As survival increases, the focus must now shift to improving neuro-developmental outcomes, understanding the genetics of CHD, and improving quality of care and metrics grounded in innovative approaches to research.
The development of regional centers of excellence and multidisciplinary clinics is also important to provide optimal care to these very complex patients.
Children and adults with chronic life-long illness such as most cases of CHD need to know where and how to get the sub-specialized care they need.
The reality is some hospitals are better than others at taking care of patients with complex CHD and centers who do less surgeries have higher mortality and more complications.
An easily accessible system must exist that allows patients to identify and access these centers. The Congenital Heart Surgery Public Reporting system is one way for patients to identify centers by rating, but more transparency and uniformity is needed.
Parents deserve to have all the information about their child’s heart disease and need to know what specific questions to ask in order to make informed decisions when seeking care.
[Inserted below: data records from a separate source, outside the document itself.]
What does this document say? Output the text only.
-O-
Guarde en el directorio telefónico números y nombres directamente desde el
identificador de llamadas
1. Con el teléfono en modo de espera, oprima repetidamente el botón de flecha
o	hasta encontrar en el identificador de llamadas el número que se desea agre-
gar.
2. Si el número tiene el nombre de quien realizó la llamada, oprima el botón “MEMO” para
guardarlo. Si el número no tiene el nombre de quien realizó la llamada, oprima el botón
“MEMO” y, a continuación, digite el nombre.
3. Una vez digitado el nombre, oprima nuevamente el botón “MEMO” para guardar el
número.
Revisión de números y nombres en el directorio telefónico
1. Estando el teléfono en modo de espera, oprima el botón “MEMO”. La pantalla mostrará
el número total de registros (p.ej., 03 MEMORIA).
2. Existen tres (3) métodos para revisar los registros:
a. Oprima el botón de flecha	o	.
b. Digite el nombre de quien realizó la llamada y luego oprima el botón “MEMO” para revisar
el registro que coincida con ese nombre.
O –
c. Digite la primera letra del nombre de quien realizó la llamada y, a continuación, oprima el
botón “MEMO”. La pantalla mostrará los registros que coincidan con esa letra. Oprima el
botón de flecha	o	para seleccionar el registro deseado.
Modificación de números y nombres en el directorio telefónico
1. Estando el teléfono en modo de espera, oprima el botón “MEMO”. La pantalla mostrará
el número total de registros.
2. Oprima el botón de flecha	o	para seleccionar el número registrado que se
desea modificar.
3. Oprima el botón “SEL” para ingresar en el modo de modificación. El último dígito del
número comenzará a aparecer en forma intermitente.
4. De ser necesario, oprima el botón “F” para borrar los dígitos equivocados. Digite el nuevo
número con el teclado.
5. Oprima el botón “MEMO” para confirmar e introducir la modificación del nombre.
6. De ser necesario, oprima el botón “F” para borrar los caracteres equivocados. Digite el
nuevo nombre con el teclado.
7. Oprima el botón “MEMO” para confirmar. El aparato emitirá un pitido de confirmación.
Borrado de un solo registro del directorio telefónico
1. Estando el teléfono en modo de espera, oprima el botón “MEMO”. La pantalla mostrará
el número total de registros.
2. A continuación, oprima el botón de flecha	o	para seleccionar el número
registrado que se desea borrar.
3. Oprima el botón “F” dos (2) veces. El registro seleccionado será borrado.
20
Advocacy organizations such as the Pediatric Congenital Heart Association have developed a “guided questions tool” to help parents talk to their care team. Further work is needed to help parent make informed decisions when uncertainty exists and outcomes can vary widely.
I see firsthand that advocacy and public policy have a direct impact on how my patients access doctors, surgeons, and hospitals. The battle over the repeal of the Affordable Care Act, coverage of pre-existing conditions, individual mandate to carry health coverage, and the reauthorization of the Children’s Health Care Insurance Program (CHIP) all impact patients’ ability to have life-long access to quality care.
Without these programs and infrastructure, many will not be able to receive the care they need.
The importance of continuing this work rang out clearly in Jimmy Kimmel’s monologue about health care access. A father himself, Kimmel said, “No parent should ever have to decide if they can afford to save their child’s life. It just shouldn’t happen.”
Additionally, as pediatric patients transition to adulthood, they are especially at risk for gaps in coverage due to the complexity of their disease.
A study looking at 12 cardiology centers found a greater than three-year gap in cardiology care for 42 percent of patients. Eight percent have gaps longer than a decade.
Strategies to improve this will need to include developing specialized adult congenital heart disease centers and transition programs, improving education of patients and parents, and ensuring options for health care coverage.
In the moments of conversation with a family when I explain their child will, indeed, need heart surgery, I not only want to assure them their child will get excellent care now, but also offer assurances that the advances we have made over the last 50 years will continue into the future.
To achieve these goals will require continued hard work on part of physicians, patients, advocates, and legislators. Patients with CHD deserve more than simply surviving, they deserve a healthier life that addresses their chronic needs as well.
Angira Patel, M.D., is assistant professor of pediatrics and medical education and a member of the Center for Bioethics and Medical Humanities, both at Northwestern University Feinberg School of Medicine; a pediatric cardiologist at Ann & Robert H. Lurie Children’s Hospital of Chicago; and a Public Voice Fellow through The OpEd Project.